Since arriving in Manhattan, the first-year K-State coach has openly talked about his faith and the role religion plays in how he lives his everyday life. Lillyan always rooted for the Wildcats, but she was even a bigger fan of Tang in particular.

“They shared a faith in God, which drove them to love people and engage with people, even those who believed differently,” the Koehn family said in a statement. “To know that coach Tang was thinking of loving others and reaching out to hurting people like us, mere minutes before he took his team onto the floor for that Sweet 16 game, just speaks to the power of the body of Christ.

“He touched us, not because he is a great coach and a public figure, but because he has his priorities straight. His prayers for us along with so many others in our wonderful community are sustaining us.”

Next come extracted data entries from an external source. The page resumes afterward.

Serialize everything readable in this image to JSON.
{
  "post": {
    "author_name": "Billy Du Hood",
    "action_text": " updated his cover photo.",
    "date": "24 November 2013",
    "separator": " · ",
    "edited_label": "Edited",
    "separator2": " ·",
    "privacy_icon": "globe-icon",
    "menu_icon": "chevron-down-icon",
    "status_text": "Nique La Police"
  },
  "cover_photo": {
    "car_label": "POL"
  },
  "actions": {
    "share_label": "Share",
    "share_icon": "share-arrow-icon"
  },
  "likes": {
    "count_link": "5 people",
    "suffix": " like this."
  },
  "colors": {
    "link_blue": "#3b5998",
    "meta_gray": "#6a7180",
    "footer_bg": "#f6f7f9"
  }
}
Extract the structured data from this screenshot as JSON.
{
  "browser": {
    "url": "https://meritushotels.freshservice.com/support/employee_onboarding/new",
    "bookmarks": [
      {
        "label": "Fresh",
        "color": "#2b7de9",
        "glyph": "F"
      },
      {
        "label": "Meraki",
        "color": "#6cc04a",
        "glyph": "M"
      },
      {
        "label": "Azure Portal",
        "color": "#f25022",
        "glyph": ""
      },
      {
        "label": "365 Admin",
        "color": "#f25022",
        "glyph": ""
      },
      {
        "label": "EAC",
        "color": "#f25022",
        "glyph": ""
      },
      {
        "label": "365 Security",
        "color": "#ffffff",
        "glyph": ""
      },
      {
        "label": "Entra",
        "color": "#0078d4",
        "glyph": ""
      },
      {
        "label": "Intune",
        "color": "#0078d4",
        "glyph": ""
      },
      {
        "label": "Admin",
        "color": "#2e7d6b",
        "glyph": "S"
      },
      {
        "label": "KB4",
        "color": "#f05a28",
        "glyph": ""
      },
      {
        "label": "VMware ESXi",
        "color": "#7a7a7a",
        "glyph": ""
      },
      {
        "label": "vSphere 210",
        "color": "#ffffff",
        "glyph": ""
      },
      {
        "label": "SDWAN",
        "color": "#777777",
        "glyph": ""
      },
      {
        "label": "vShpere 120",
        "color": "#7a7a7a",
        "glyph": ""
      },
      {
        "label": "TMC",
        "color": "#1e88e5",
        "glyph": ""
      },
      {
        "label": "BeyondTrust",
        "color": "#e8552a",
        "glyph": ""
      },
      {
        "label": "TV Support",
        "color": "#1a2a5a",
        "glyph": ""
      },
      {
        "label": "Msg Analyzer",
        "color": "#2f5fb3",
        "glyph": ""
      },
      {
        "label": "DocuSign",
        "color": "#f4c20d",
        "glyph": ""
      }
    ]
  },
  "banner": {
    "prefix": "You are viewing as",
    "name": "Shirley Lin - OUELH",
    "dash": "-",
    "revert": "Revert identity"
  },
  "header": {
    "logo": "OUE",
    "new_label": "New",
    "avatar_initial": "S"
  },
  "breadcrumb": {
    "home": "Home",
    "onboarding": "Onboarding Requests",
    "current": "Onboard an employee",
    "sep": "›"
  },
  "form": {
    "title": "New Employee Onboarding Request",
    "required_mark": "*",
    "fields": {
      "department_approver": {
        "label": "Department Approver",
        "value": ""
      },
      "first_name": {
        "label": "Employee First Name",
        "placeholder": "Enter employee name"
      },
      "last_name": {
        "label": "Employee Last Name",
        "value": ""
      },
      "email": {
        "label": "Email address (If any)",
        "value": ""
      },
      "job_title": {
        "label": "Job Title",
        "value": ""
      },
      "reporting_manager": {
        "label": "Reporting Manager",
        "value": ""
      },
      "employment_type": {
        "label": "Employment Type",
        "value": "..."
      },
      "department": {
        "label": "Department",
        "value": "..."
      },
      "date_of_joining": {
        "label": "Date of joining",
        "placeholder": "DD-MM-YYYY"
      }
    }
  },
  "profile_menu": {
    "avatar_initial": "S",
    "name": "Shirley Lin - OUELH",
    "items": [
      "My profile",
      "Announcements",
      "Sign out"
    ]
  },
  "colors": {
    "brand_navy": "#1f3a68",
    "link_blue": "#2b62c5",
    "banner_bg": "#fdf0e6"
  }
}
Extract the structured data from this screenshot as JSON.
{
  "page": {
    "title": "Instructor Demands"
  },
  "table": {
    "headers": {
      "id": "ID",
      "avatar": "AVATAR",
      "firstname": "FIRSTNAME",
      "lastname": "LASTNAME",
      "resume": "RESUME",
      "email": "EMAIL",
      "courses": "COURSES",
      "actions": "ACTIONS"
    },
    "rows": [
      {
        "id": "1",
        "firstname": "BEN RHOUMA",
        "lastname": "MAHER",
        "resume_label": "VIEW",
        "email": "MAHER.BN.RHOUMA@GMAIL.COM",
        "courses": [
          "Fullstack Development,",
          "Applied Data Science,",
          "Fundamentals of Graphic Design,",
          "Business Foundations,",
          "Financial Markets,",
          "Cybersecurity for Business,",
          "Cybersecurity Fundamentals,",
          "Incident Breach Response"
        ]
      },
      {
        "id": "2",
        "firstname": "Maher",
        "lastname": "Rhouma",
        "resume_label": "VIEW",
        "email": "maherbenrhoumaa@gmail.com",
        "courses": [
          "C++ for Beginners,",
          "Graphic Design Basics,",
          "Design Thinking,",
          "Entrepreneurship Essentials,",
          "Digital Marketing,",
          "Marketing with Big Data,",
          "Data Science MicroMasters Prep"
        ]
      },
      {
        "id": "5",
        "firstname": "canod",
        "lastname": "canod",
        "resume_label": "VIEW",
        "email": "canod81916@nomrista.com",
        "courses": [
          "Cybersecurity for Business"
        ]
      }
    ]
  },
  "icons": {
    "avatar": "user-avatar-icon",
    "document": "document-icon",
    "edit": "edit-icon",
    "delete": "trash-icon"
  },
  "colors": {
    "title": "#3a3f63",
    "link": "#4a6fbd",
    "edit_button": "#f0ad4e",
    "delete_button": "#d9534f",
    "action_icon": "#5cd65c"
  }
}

Tang was asked about the phone call on Friday at the podium in New York City ahead of K-State’s Elite Eight game against Florida Atlantic and said the story stuck with him because of the experiences in his own family.

“My older brother passed away about 14 years ago and my mom told me that was the worst pain someone could ever experience is burying your child,” Tang said. “It just stuck, I just remember that. Anytime I talk to my mom and my brother comes up, it’s like she’s about to cry. Like she can still feel the pain.”

Tang said after he heard the news, he went to Lillyan’s sorority on campus, Alpha Chi Omega, and ate dinner with her sorority sisters to try to ease their pain.